# Been gone a while



## ChrisSpikes (May 23, 2015)

Hey guys, I've been out of pocket for quite a while.  Had some big changes in my life, including a career change and relocation.  Missed out on last year's hunting season, but hope to be back after em again this fall.  My new job won't allow me to hunt as much as I have in the past, but hopefully I'll still be able to knock one down here and there.
Chris


----------



## SELFBOW (May 23, 2015)

Get after em....


----------



## Dennis (May 23, 2015)

Glad to see you back


----------



## WarrenWomack (May 23, 2015)

Hi, Chris!


----------



## bronco611 (May 23, 2015)

glad to hear you are back, I missed all of the hunting pics you post. I thought after that stud elk you killed that you gave up hunting thinking it will sure be tough to top that one. Stay in touch and don't forget you can still chase pigs around if you have time.


----------



## Barry Duggan (May 23, 2015)

Good to hear from you Chris. You mighta been gone, but not forgotten.


----------



## ngabowhunter (May 23, 2015)

Glad to see you're back. I was wondering where you've been.


----------



## chenryiv (May 23, 2015)

Welcome back Chris & congrats!!  Them hawgs in Augusta need thinning out.


----------



## Clipper (May 23, 2015)

glad you are back and hope you get to hunt some now.  I hate it when I can't get out in the woods.  Your location shows Statesboro but Chenryiv seems to think you are in Augusta now.  Wherever you are, good hunting.


----------



## SELFBOW (May 24, 2015)

Clipper said:


> glad you are back and hope you get to hunt some now.  I hate it when I can't get out in the woods.  Your location shows Statesboro but Chenryiv seems to think you are in Augusta now.  Wherever you are, good hunting.
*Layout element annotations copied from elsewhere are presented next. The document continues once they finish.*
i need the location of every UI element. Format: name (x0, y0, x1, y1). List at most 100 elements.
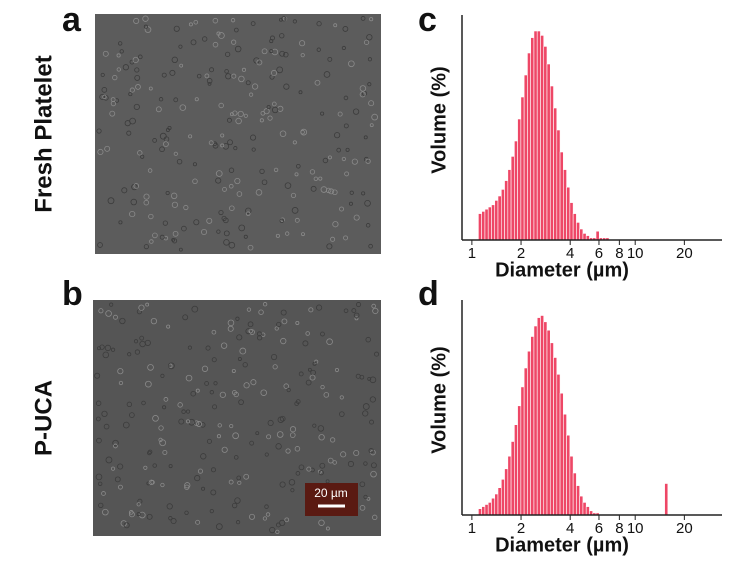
bar (546, 329, 551, 516)
panel-label: a (62, 1, 82, 39)
cell (256, 59, 263, 66)
panel-label: b (62, 275, 83, 313)
bar (527, 52, 531, 241)
cell (336, 147, 342, 153)
bar (484, 208, 489, 241)
cell (162, 220, 168, 226)
cell (145, 302, 150, 307)
cell (97, 242, 103, 248)
cell (280, 337, 287, 345)
cell (194, 475, 201, 482)
cell (353, 449, 360, 457)
cell (155, 106, 162, 113)
cell (360, 16, 366, 21)
cell (97, 346, 101, 351)
cell (261, 48, 268, 55)
cell (190, 390, 196, 397)
cell (158, 437, 163, 442)
cell (269, 526, 276, 534)
cell (363, 39, 370, 45)
cell (94, 372, 101, 379)
cell (99, 93, 106, 100)
cell (359, 481, 366, 488)
bar (572, 472, 577, 516)
bar (563, 413, 567, 516)
cell (208, 140, 214, 146)
cell (368, 243, 373, 249)
cell (262, 302, 268, 307)
bar (500, 189, 505, 241)
cell (147, 168, 153, 173)
cell (320, 186, 328, 193)
cell (232, 432, 239, 440)
cell (178, 44, 183, 49)
cell (201, 365, 209, 372)
cell (129, 412, 135, 418)
cell (95, 400, 102, 406)
cell (129, 210, 136, 218)
cell (367, 376, 372, 381)
cell (279, 519, 286, 527)
cell (327, 457, 334, 464)
bar (536, 30, 541, 241)
cell (332, 460, 337, 465)
cell (193, 219, 200, 226)
cell (152, 138, 158, 143)
bar (540, 315, 545, 516)
x-tick-label: 6 (595, 245, 603, 262)
cell (101, 410, 108, 418)
bar (576, 222, 580, 241)
cell (274, 326, 279, 331)
cell (243, 113, 248, 118)
x-tick-label: 1 (468, 245, 476, 262)
cell (295, 471, 301, 476)
cell (291, 207, 299, 214)
cell (317, 425, 325, 432)
cell (298, 464, 305, 471)
x-tick-label: 8 (615, 520, 623, 537)
cell (96, 437, 102, 444)
cell (328, 188, 335, 195)
cell (281, 16, 287, 22)
cell (248, 328, 253, 334)
cell (165, 128, 170, 133)
cell (316, 47, 321, 52)
cell (247, 321, 254, 328)
cell (165, 190, 170, 196)
cell (310, 185, 317, 192)
cell (122, 64, 129, 71)
cell (292, 19, 297, 24)
cell (150, 317, 158, 325)
cell (97, 148, 104, 156)
cell (292, 140, 297, 145)
bar (582, 502, 587, 516)
x-axis-label: Diameter (µm) (495, 259, 629, 281)
cell (232, 110, 238, 116)
cell (224, 69, 229, 74)
bar (533, 30, 538, 241)
cell (369, 17, 374, 22)
y-axis-label: Volume (%) (428, 346, 450, 453)
cell (159, 146, 165, 153)
cell (171, 56, 178, 64)
cell (370, 462, 377, 469)
cell (223, 230, 230, 237)
bar (523, 74, 528, 241)
cell (286, 387, 291, 393)
cell (146, 513, 153, 520)
cell (374, 351, 380, 357)
cell (120, 520, 127, 527)
cell (227, 139, 233, 146)
cell (300, 128, 308, 136)
cell (221, 215, 227, 221)
cell (306, 466, 312, 472)
cell (264, 452, 269, 457)
cell (243, 234, 248, 239)
x-tick-label: 2 (517, 245, 525, 262)
x-tick-label: 20 (676, 245, 693, 262)
cell (238, 224, 246, 232)
cell (247, 244, 254, 251)
bar (504, 180, 509, 241)
cell (233, 146, 238, 151)
cell (318, 470, 324, 476)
His job is near Augusta. Maybe Tuckahoe is gonna be your new place to play.......


----------



## fountain (May 24, 2015)

Hey bud!  Good to hear from ya again.  Do you still have my number? Maybe we can run up together sometime


----------



## T.P. (May 24, 2015)

Werd, bigguy.


----------



## Allen Oliver (May 24, 2015)

Welcome back ole buddy. Good to hear from you Chris.


----------



## dpoole (May 24, 2015)

Good to see you back


----------



## gurn (May 24, 2015)

Welcome back. Hope all the new changes work out good for ya.


----------



## sawtooth (May 24, 2015)

Hey man.  Great to see you posting again.


----------



## Robert Warnock (May 24, 2015)

Glad to see you back.  I missed your stories and other posts.   My son lives in Statesboro maybe we can get together for a hunt this fall.


----------



## dm/wolfskin (May 25, 2015)

Who's Chris Spikes? Sounds like a Government agent that kills.


----------



## Barry Duggan (May 25, 2015)

Robert Warnock said:


> Glad to see you back.  I missed your stories and other posts.   My son lives in Statesboro maybe we can get together for a hunt this fall.



You would enjoy that, since Chris hunts so close to the roads...if you consider two to three miles in to be close.


----------



## 308-MIKE (May 25, 2015)

hey chris, glad to have you back in the fold. there have been many times i wondered where you went off to. miss your stories and videos. welcome back!


----------



## dm/wolfskin (May 27, 2015)

I think he's gone again.


----------



## ChrisSpikes (May 28, 2015)

dm/wolfskin said:


> I think he's gone again.



Nah, I'm still here.  Just got really sick over the weekend and am still trying to get over it...


----------



## charlie 2 arrow (May 28, 2015)

Hope you feel better,it's good to see you back!
I'm in Martinez if you want to get together & shoot or just go on walkabout.


----------